IBM, up 6% in July, was one of the Dow's best performers last month — thanks to a better-than-expected second quarter earnings report and the closing of its $34 billion acquisition of Red Hat, an open-source enterprise software maker.
Seeing more upside, Morgan Stanley resumed its coverage of IBM at an overweight rating and $170 price target on Thursday. The analyst argues that investors are missing the recent acceleration in IBM's core revenues, which they believe should be propelled further by the Red Hat deal.
But Steve Weiss of Short Hills Capital Partners, who sold his IBM shares in May after not seeing the revenue growth he had hoped for, remains bearish.
"I'm not happy with the Red Hat acquisition," he said on Thursday's "Halftime Report." He would prefer "if [IBM] were integrating Red Hat instead of leaving it out there as a stand-alone company," although he conceded the integration process could cause the combined company to "lose some of their customers."
Weiss also thinks the Red Hat acquisition, rather than being a great opportunity, reflects the poor decision making of IBM's longtime CEO Ginni Rometty, who he remains critical of.
"I'd much rather see a new CEO. She's been there for a very long time. For the board to let this CEO, who's watched the stock go down by nearly 50% while the market's doubled, to let her go out for a highly leveraged company at this point and spend $34 billion on an acquisition — you should replace the entire board. So that's why I'm not involved."

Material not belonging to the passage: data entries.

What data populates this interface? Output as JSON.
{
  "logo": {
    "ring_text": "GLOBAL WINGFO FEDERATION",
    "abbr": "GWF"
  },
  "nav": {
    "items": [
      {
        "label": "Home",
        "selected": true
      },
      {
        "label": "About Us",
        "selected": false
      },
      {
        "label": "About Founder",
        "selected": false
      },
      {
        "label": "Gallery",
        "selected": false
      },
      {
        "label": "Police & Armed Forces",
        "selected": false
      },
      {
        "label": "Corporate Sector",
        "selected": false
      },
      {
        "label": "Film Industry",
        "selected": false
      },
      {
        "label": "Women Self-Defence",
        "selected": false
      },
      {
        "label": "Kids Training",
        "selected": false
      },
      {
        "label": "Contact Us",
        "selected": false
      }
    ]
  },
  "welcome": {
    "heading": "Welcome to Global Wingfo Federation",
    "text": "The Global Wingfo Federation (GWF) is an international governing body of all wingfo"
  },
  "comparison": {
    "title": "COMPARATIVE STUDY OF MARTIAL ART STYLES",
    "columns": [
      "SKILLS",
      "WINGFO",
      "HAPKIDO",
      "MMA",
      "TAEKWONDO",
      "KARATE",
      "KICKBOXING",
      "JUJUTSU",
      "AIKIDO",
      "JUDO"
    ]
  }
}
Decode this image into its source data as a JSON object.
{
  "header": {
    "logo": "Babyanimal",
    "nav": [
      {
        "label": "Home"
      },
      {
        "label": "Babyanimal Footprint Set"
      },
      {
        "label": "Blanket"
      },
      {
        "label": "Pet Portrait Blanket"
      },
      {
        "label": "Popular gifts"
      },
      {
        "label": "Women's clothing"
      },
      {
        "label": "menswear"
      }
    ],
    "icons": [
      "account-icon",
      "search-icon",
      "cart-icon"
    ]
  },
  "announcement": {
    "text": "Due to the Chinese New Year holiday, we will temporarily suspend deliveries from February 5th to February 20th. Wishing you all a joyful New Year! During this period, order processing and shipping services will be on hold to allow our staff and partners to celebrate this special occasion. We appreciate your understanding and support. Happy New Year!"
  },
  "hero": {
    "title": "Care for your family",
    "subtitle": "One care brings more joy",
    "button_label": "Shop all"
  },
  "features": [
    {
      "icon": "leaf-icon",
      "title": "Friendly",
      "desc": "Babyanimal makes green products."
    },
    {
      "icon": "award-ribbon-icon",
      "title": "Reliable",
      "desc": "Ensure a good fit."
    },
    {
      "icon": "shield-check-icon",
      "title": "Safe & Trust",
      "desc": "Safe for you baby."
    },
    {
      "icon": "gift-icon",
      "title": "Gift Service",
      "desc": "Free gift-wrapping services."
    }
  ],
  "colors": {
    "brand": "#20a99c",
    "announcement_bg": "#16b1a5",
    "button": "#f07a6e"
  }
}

On the other hand, the Red Hat acquisition is "exactly why" Pete Najarian, co-founder of Investitute.com, added more to his existing IBM position on Thursday. He made the move after seeing bullish options investors rolling up their September 150 strike calls into the October 155 strike calls. But instead of getting into the calls he added stock because, as he said, "I'm a believer. I think they're a disruptor, Red Hat. I think they are going to absolutely eventually be a monster."
Though Najarian shares Weiss' concerns about Rometty, he thinks the Red Hat acquisition can solve that problem too, in the form of their CEO Jim Whitehurst.
To Weiss' point about the lackluster board, Najarian said, "I don't disagree about replacing some of the members of the board. Look at the performance level that Ginni's had since she's been there — not that great… But at some point in time who do you think will be selected as the CEO to replace her? Jim Whitehurst, who is an absolute pioneer and one of the best leaders in all of technology stocks." So far the companies have said Whitehurst will join IBM's senior management team and report to Rometty.
Can a change in leadership, if it comes, change the company's overall culture? Weiss thinks that will eventually be necessary in order to address the deeper problems he sees at IBM outside the Red Hat deal, observing, "You've never seen such [inefficiency], a culture that nobody wants to be there. They all see things wrong. Everybody has their resume out."
The picture isn't as bleak according to Shannon Saccocia, Chief Investment Officer at Boston Private, who also owns the stock. Saccocia draws a potential parallel to Microsoft's organizational improvements made under current CEO Satya Nadella. Acknowledging the "need for a cultural shift," she predicts, "it's possible. I also feel like, you see the shift that we've seen when Microsoft has been able to pivot their business and get good execution from a management perspective. If that creates an opportunity at IBM, I think there's a lot of upside in the stock."
Staking out the middle ground in this debate was Joe Terranova of Virtus Investment Partners, who would not buy IBM stock now but still approves of the Red Hat acquisition. In response to Saccocia's long-term bullishness, Terranova said, "They need to do a series of acquisitions to get to where you're talking about. They just have not done enough to diversify. Red Hat is a fantastic company, a great acquisition, but Red Hat alone will not get them to where they need to be."
Disclosure: Pete Najarian and Shannon Saccocia own shares of IBM.